The bureau in June announced Operation Bot Roast to stop this emerging type of cyber attack, which the FBI estimates has resulted in $20 million in losses and theft.
More than 1 million computers were infected with botnets when the FBI launched Bot Roast, and another million have been identified since then. Industry numbers suggest there are millions more.
According to an FBI news release, New Zealand authorities in tandem with the FBI searched the home of an individual -- identified only by the cyber name, "AKILL" -- whose "elite international botnet coding group" is suspected of infecting more than 1 million computers. Watch how the FBI lent a hand overseas »
Since the operation was launched, 13 search warrants have been served around the world, and eight individuals -- in Washington, Pennsylvania, Florida, California and Kentucky -- have been indicted or found guilty of crimes related to botnets. Such crimes include fraud, identity theft and denial of service attacks in which computer Web sites and other resources are made unavailable.
The schemes target more than individual computer users. The FBI in a news release said recent attacks have ensnared a major financial institution in the Midwest and the University of Pennsylvania.
FBI Director Robert Mueller noted in a speech earlier this month that there is potential to attack entire networks, send spam, infect computers and inject spyware -- not to mention more sinister crimes that threaten national security.
Botnets are considered the Swiss Army knives of cyber crime. You name it, they can do it," Mueller said during a speech at Penn State University. "A botnet could shut down a power grid, flood an emergency call center with millions of spam messages or disable a military command post."
Here's how botnets work: A hacker known as a "botherder" takes over computers using viruses, worms or Trojan horses. A Trojan horse is software that appears to perform a harmless task while cloaking its true function.

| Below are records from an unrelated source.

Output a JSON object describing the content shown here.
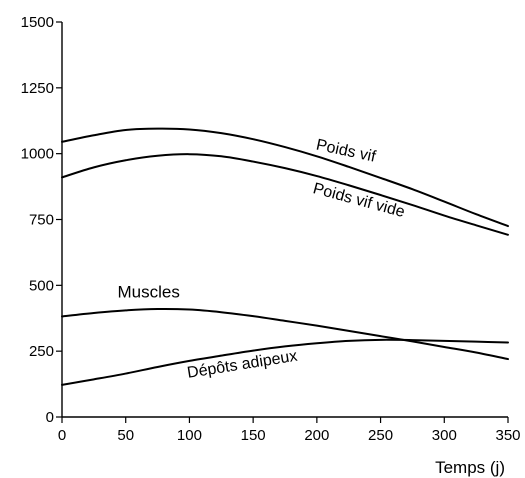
{
  "chart_data": {
    "type": "line",
    "title": "",
    "xlabel": "Temps (j)",
    "ylabel": "",
    "xlim": [
      0,
      350
    ],
    "ylim": [
      0,
      1500
    ],
    "x_ticks": [
      0,
      50,
      100,
      150,
      200,
      250,
      300,
      350
    ],
    "y_ticks": [
      0,
      250,
      500,
      750,
      1000,
      1250,
      1500
    ],
    "grid": false,
    "legend": "none",
    "x": [
      0,
      25,
      50,
      75,
      100,
      125,
      150,
      175,
      200,
      225,
      250,
      275,
      300,
      325,
      350
    ],
    "series": [
      {
        "name": "Poids vif",
        "values": [
          1045,
          1070,
          1090,
          1095,
          1092,
          1078,
          1055,
          1025,
          990,
          950,
          908,
          865,
          818,
          770,
          725
        ]
      },
      {
        "name": "Poids vif vide",
        "values": [
          910,
          948,
          975,
          992,
          998,
          990,
          970,
          945,
          915,
          880,
          843,
          805,
          765,
          728,
          692
        ]
      },
      {
        "name": "Muscles",
        "values": [
          382,
          395,
          405,
          410,
          408,
          398,
          383,
          365,
          347,
          327,
          307,
          287,
          266,
          245,
          220
        ]
      },
      {
        "name": "Dépôts adipeux",
        "values": [
          122,
          143,
          165,
          190,
          213,
          233,
          252,
          268,
          280,
          289,
          293,
          292,
          289,
          286,
          283
        ]
      }
    ]
  }
}
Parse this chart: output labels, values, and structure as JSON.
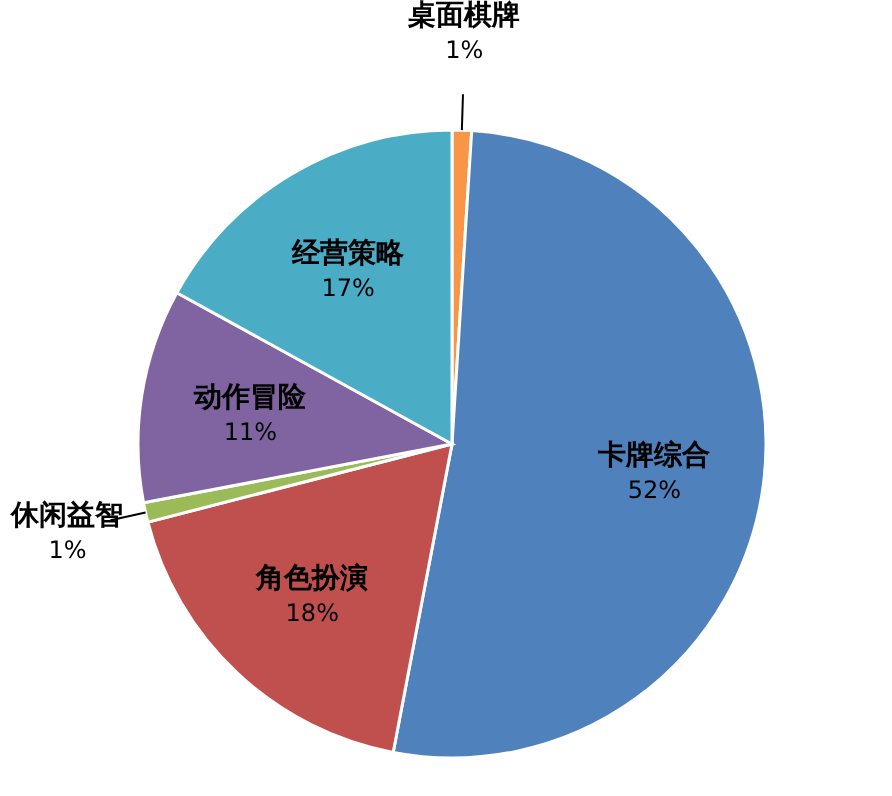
{
  "chart_data": {
    "type": "pie",
    "categories": [
      "桌面棋牌",
      "卡牌综合",
      "角色扮演",
      "休闲益智",
      "动作冒险",
      "经营策略"
    ],
    "values": [
      1,
      52,
      18,
      1,
      11,
      17
    ],
    "colors": [
      "#f79646",
      "#4f81bd",
      "#c0504d",
      "#9bbb59",
      "#8064a2",
      "#4bacc6"
    ],
    "value_labels": [
      "1%",
      "52%",
      "18%",
      "1%",
      "11%",
      "17%"
    ]
  }
}
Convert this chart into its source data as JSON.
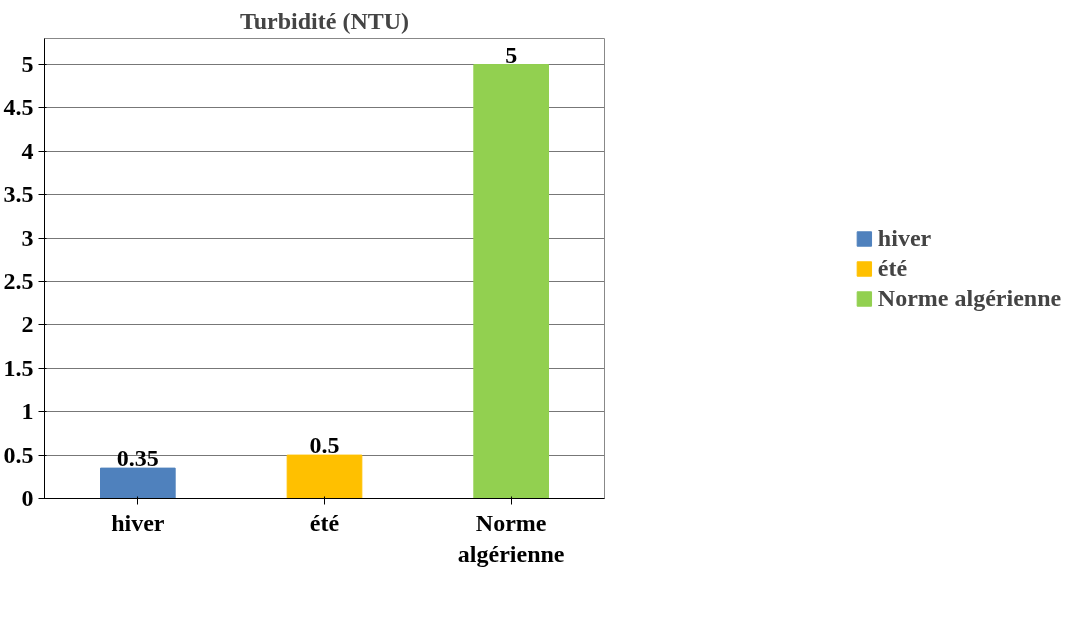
{
  "chart_data": {
    "type": "bar",
    "title": "Turbidité (NTU)",
    "categories": [
      "hiver",
      "été",
      "Norme algérienne"
    ],
    "series": [
      {
        "name": "hiver",
        "color": "#4f81bd",
        "values": [
          0.35,
          null,
          null
        ]
      },
      {
        "name": "été",
        "color": "#ffc000",
        "values": [
          null,
          0.5,
          null
        ]
      },
      {
        "name": "Norme algérienne",
        "color": "#92d050",
        "values": [
          null,
          null,
          5
        ]
      }
    ],
    "ylim": [
      0,
      5
    ],
    "yticks": [
      0,
      0.5,
      1,
      1.5,
      2,
      2.5,
      3,
      3.5,
      4,
      4.5,
      5
    ],
    "grid": "y",
    "legend": "right",
    "data_labels": true
  }
}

Computer users unwittingly grant access to the botherder by clicking on an advertisement, opening an e-mail attachment or providing information to a "phishing" Web page, which is a phony site that mimics a legitimate site.
Once they have access, botherders use the computers for their criminal enterprise, making it difficult to trace.
According to a September report from Symantec Corp., China had the most infected computers at 29 percent, followed by the United States at 13 percent. However, Symantec said, 43 percent of all command-and-control servers -- which botherders use to relay commands to infected computers in their network -- were located in the United States.
Symantec reported that in the first half of 2007 it had detected more than 5 million computers that had been used to carry out at least one cyber attack a day.
The number represented a 17 percent drop since the previous reporting period, Symantec said.
The decrease is indicative of stronger computer security and law enforcement initiatives like Operation Bot Roast that are forcing botherders to abandon the technique, Symantec reported.
Protecting your computer is as easy as "putting locks on your doors and windows," according to an FBI news release. Make sure your anti-virus software is up to date, install a firewall, use complicated passwords and be careful opening e-mail attachments and advertisers' links on Web sites, the bureau advised.